Akhirnya Mereka Mengundurkan Diri Juga!


Seminggu belakangan ini dilanda kesibukan menyelesaikan laporan triwulan ke lembaga donor, hanya menyisakan sedikit waktu untuk melirik sejenak perkembangan berita terkini di republik tercinta ini. Dan dari sedikit berita yang sempat gw lirik itu, ada salah satu berita yang membuat gw terkejut yaitu mengenai pengunduran diri dua orang (mantan) ‘atasan’ dari suatu lembaga dimana gw pernah ‘mengabdi’ sebelumnya.

Waktu itu, keputusan ‘mengabdi’ di lembaga tersebut karena gw kagum pada sepak terjang lembaga-lembaga seperti ini, yang membantu kaum yang terpinggirkan, yang ternistakan, yang termarjinalkan, yang tersingkirkan, dan yang tidak pernah mendapatkan keadilan. Terlebih sebelumnya, proses perceraian gw sempat mendapatkan bantuan dari kantor cabang lembaga tersebut sehingga semakin membulatkan tekad untuk ‘mengabdi’ di lembaga ini.
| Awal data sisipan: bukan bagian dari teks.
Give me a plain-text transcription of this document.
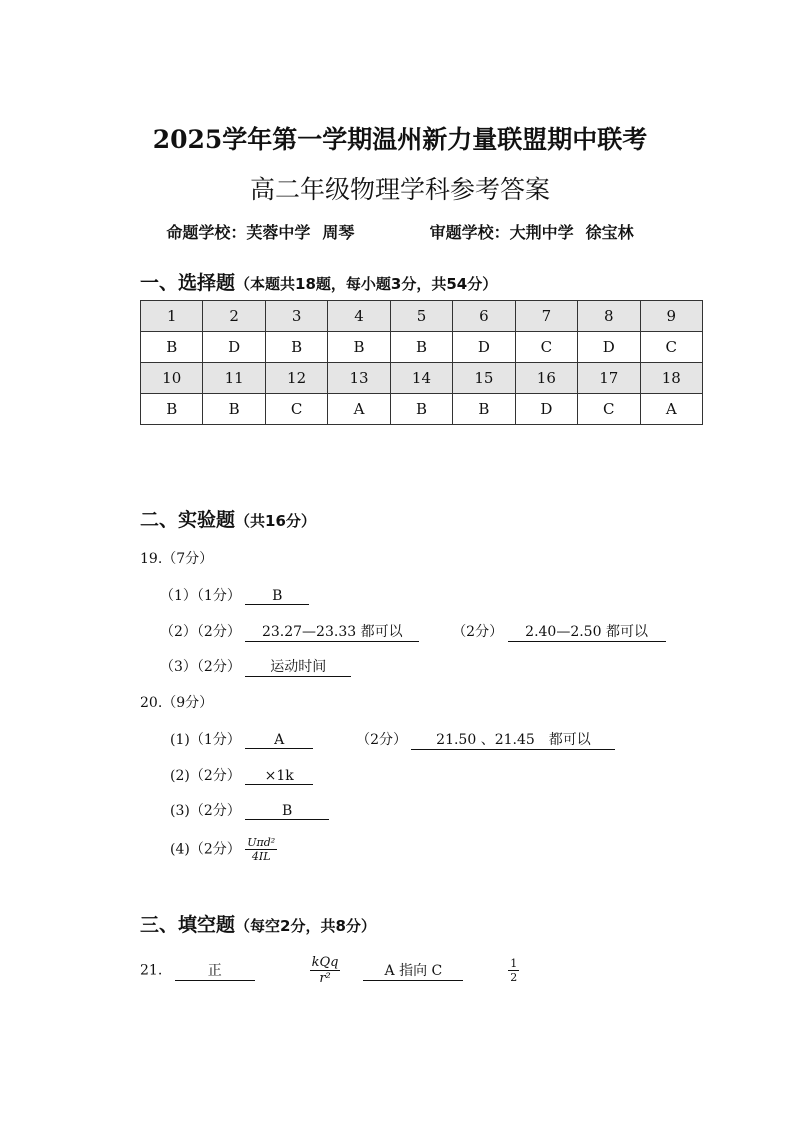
2025学年第一学期温州新力量联盟期中联考
高二年级物理学科参考答案
命题学校：芙蓉中学 周琴	审题学校：大荆中学 徐宝林
一、选择题（本题共18题，每小题3分，共54分）
1	2	3	4	5	6	7	8	9
B	D	B	B	B	D	C	D	C
10	11	12	13	14	15	16	17	18
B	B	C	A	B	B	D	C	A
二、实验题（共16分）
19.（7分）
（1）（1分） B
（2）（2分） 23.27—23.33 都可以	（2分） 2.40—2.50 都可以
（3）（2分） 运动时间
20.（9分）
(1)（1分） A	（2分） 21.50 、21.45　都可以
(2)（2分） ×1k
(3)（2分）	B
(4)（2分） $\frac{\text{Uπd²}}{4IL}$
三、填空题（每空2分，共8分）
21.	正	$\frac{\text{kQq}}{\text{r²}}$	A 指向 C	$\frac{1}{2}$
Dan tekad itu pun, seakan gayung bersambut, tiba-tiba saja dan tak sengaja mataku terantuk pada suatu iklan lowongan di suatu media yang memberitakan dibukanya kesempatan untuk ‘mengabdi’ di lembaga tersebut. Lebih lanjut, seakan niat baik yang katanya selalu diberkati oleh Tuhan, proses perekrutan pun berlangsung mudah dan lancar sehingga gw pun berhasil mendapatkan suatu posisi ‘pengabdian’ di lembaga tersebut.

“You never really understand a person until you consider things from his point of view--until you climb inside of his skin and walk around in it”, suatu quote yang sangat gw gemari dari novel To Kill A Mocking Bird. Ternyata pepatah ini benar adanya. Penilaian sepintas di awal bisa sangat bertolak belakang dari kenyataan sebenarnya, setelah kita menjalani kehidupan di dalamnya dan menemukan bahwa para pemimpin lembaga ini yang diluar sana selalu mendengungkan dan mengagungkan kalimat suci nan sakti “Hak Asasi Manusia” dan yang juga terlihat selalu memperjuangkan “Keadilan Bagi Rakyat Miskin”, tidaklah seperti demikian adanya dalam memperlakukan para ‘keluarganya’, atau lebih tepatnya gw katakan ‘para bawahannya’ di lembaga yang dipimpinnya ini.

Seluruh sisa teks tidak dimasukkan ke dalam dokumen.